The 4.7 magnitude earthquake northwest of Victoria caused no damage or injuries, but experts say it is a warning to prepare for a much-larger megathrust earthquake that could hit the region any time. The Cascadia coastal subduction zone – which stretches from the northern tip of Vancouver Island to northern California – has averaged one of these massive earthquakes about every 500 years, he said.

Seismologists have yet to find a reliable way of predicting when an earthquake will occur. But in recent years, sensor systems helped give Japanese authorities crucial seconds to protect critical infrastructure during 2011's megathrust earthquake, and alarms like the one run by UBC's civil engineering department could give vulnerable citizens time to shield themselves from possible damage.

The province has not yet made such a system mandatory.

The sensors pick up the P – or primary – shock waves that travel through the earth's crust from the epicentre of a quake. These P-waves precede the slower, more destructive S – or secondary – waves that radiate outward and produce the shaking that can damage buildings.

So far, the sensors have been buried at 25 sites across Vancouver Island and the Lower Mainland, and the early warning system has been connected to alarms that ring at 61 private Catholic and public schools in the region, Dr. Johansen said.

If classes had been in session during Tuesday's earthquake – which happened at 11:39 p.m. – sirens would have given students about six seconds' warning in Victoria and about double that for those in Lower Mainland classrooms, he added. (The difference is because of the distance from the epicentre.)

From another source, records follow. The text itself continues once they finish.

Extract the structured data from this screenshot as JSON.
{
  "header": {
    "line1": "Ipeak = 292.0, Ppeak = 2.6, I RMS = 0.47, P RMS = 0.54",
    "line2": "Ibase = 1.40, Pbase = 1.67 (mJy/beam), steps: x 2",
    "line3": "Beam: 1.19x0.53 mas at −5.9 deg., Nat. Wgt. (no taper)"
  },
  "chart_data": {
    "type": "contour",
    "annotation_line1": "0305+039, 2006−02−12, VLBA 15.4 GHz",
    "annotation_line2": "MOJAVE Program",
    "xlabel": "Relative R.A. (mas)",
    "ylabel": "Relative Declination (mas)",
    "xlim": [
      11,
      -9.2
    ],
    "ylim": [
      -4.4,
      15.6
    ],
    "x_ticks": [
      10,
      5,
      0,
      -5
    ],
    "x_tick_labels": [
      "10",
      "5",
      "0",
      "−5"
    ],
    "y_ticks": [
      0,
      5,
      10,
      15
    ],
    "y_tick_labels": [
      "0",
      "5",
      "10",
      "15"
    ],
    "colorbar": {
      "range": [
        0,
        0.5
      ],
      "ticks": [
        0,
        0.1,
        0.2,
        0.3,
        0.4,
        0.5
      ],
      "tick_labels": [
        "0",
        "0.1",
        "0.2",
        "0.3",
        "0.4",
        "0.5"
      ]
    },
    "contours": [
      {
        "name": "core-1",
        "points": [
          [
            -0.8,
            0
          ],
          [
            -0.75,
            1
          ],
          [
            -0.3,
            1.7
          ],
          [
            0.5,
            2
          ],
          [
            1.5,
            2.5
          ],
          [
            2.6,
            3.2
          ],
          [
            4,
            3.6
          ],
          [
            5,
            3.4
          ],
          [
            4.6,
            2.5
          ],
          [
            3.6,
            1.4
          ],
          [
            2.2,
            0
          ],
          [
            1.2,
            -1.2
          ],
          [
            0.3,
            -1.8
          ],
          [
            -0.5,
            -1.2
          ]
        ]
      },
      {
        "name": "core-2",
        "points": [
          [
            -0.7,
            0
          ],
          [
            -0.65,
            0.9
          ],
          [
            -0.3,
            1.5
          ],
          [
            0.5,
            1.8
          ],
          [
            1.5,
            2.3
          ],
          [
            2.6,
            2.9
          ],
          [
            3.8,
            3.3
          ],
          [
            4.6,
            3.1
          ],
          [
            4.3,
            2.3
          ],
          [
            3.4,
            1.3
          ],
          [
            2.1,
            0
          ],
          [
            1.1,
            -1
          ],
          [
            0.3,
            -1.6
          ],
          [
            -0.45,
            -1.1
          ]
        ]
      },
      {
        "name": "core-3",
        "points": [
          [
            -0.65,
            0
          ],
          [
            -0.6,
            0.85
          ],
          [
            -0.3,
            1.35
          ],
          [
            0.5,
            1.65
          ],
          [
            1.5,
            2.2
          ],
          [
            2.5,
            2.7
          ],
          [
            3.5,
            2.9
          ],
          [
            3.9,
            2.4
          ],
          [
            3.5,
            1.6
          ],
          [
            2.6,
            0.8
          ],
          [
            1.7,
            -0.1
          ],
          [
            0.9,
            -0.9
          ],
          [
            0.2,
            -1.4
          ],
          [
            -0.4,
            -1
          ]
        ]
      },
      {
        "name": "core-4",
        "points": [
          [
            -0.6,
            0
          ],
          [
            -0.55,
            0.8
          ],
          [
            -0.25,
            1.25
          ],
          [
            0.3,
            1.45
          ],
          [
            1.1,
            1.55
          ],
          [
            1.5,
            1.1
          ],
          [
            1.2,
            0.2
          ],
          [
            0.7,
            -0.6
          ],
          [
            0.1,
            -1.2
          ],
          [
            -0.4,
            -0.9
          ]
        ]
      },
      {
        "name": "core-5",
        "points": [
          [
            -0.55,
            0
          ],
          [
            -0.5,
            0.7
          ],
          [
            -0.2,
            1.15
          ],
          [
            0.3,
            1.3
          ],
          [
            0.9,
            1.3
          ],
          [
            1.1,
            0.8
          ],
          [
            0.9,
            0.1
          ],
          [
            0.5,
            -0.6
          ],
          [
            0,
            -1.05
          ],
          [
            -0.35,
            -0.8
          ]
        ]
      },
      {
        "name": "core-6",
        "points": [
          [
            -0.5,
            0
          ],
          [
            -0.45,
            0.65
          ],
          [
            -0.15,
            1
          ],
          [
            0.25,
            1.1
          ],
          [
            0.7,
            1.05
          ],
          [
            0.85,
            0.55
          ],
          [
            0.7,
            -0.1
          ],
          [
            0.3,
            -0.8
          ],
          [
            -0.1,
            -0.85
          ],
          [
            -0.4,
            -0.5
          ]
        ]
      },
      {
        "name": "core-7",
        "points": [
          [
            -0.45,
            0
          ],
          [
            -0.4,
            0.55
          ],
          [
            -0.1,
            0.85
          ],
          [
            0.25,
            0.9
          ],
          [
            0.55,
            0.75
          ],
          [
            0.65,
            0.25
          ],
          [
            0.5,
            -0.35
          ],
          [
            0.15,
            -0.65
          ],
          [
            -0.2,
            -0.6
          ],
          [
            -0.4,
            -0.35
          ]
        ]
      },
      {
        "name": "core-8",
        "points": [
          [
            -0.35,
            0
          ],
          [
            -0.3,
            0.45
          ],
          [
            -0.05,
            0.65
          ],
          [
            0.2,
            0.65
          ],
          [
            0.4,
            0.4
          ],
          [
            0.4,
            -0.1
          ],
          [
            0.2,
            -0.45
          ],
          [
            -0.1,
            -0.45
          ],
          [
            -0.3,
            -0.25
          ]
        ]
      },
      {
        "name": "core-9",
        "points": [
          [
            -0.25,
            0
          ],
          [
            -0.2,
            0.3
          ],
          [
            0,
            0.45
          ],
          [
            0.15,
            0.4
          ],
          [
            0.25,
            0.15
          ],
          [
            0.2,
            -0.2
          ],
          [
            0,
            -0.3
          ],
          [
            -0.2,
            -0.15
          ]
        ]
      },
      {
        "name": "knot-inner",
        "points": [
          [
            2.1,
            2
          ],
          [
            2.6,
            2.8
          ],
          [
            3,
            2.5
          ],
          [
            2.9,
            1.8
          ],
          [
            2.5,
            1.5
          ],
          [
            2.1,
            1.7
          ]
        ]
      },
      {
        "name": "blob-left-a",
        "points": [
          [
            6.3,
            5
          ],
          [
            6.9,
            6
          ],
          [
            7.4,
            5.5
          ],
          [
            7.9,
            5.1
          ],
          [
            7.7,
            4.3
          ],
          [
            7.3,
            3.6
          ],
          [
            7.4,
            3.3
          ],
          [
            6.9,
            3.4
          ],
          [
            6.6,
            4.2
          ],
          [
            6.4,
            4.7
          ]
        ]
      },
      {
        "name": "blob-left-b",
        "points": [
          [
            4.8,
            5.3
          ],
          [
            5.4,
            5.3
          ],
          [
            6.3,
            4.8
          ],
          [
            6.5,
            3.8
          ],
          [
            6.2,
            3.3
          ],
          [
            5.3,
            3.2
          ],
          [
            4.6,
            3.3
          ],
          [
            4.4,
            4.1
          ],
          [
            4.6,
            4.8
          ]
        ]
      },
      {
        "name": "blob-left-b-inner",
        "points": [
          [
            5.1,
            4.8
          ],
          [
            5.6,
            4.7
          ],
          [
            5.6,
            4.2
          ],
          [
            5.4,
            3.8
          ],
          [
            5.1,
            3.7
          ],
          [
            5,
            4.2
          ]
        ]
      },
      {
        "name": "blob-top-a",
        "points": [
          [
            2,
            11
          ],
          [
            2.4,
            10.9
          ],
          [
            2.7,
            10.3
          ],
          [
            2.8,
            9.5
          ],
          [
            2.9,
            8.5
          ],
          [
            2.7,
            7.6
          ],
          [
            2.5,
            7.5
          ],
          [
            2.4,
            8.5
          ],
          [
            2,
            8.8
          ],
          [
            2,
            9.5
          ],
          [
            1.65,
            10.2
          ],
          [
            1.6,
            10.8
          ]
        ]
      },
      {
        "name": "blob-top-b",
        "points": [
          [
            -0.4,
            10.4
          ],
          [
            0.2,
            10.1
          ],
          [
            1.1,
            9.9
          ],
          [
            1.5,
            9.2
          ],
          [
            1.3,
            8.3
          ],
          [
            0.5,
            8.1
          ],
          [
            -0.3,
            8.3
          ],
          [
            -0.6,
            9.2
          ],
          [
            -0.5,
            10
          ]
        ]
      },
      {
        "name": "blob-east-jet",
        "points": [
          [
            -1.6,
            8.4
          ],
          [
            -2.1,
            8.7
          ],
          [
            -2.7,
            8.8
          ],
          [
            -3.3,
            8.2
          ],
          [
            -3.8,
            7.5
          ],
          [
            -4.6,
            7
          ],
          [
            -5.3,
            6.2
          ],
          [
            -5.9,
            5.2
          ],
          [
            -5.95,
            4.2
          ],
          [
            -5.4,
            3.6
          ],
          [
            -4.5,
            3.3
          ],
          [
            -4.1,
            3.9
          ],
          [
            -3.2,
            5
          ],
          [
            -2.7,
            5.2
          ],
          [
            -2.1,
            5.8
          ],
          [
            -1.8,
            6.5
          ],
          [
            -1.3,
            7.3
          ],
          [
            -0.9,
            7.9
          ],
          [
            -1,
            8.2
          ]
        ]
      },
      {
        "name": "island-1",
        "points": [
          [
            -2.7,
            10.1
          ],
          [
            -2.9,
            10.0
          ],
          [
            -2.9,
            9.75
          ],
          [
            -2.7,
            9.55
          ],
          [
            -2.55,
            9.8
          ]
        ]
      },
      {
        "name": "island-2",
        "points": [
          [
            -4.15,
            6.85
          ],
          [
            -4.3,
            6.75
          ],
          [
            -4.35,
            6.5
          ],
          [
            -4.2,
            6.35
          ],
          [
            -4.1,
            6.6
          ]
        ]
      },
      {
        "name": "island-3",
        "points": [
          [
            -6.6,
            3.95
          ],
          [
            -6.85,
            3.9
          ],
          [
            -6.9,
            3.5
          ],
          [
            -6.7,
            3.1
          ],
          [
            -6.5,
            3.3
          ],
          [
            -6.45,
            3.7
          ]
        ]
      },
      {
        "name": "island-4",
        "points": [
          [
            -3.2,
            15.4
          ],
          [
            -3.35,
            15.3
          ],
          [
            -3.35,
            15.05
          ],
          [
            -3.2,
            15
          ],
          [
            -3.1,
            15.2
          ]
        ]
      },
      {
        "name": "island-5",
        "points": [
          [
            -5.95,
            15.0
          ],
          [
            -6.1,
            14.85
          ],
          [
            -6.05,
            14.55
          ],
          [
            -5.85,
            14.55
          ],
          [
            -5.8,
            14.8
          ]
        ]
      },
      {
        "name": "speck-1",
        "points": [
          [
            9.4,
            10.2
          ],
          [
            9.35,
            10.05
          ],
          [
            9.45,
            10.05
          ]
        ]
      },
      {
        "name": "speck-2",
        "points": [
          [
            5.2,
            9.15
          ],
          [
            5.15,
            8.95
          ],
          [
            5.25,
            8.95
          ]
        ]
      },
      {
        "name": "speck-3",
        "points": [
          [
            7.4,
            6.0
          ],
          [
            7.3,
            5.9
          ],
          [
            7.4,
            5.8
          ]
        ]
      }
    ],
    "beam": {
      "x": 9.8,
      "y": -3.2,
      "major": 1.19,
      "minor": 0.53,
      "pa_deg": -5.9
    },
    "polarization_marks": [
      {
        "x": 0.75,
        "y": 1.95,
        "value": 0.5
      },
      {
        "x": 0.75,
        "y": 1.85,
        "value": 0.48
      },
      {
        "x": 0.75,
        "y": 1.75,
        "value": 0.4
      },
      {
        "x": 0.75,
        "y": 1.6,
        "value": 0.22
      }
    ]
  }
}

The epicentre of "the Big One" is expected to be offshore of the west coast of Vancouver Island, which could give those schools on the southern end of the island or in Metro Vancouver up to a minute or more warning once the alarm is triggered, he said.

In 2013, the Roman Catholic Archdiocese of Vancouver announced it would install the sensors as part of its program to upgrade most of its schools and parishes, which were constructed before B.C. added seismic standards to its building code in 1992. Public schools in the Fraser Valley are contemplating installing the alarms, he said. Dr. Johansen said he does not know if other public school boards will bring on the systems, but a company selling ocean and land-based sensors told the Victoria Times Colonist in 2014 it was in talks with the provincial education ministry to test such sensors at public schools.

The sensors are relatively inexpensive to build and install and have a very high success rate, Dr. Johansen said. Their readings are relayed instantly to UBC's Earthquake Engineering Research Facility, where the data are pooled and an alert is issued and alarms triggered if multiple sensors meet the threshold of a light-to-moderate earthquake. This pooling of data means a falling tree or a building being demolished do not trigger the warning, he said.

Honn Kao, an earthquake seismologist with the Geological Survey of Canada, said the early warning systems are also very important for critical infrastructure, noting that sensors were installed at both ends of the George Massey Tunnel in 2006 to shut it down to traffic if a large earthquake hits.

Power plants, hospitals, bridges and transit could benefit from similar alarms, he said, noting the Japanese bullet train system can slow or stop trains depending on the severity of an oncoming earthquake.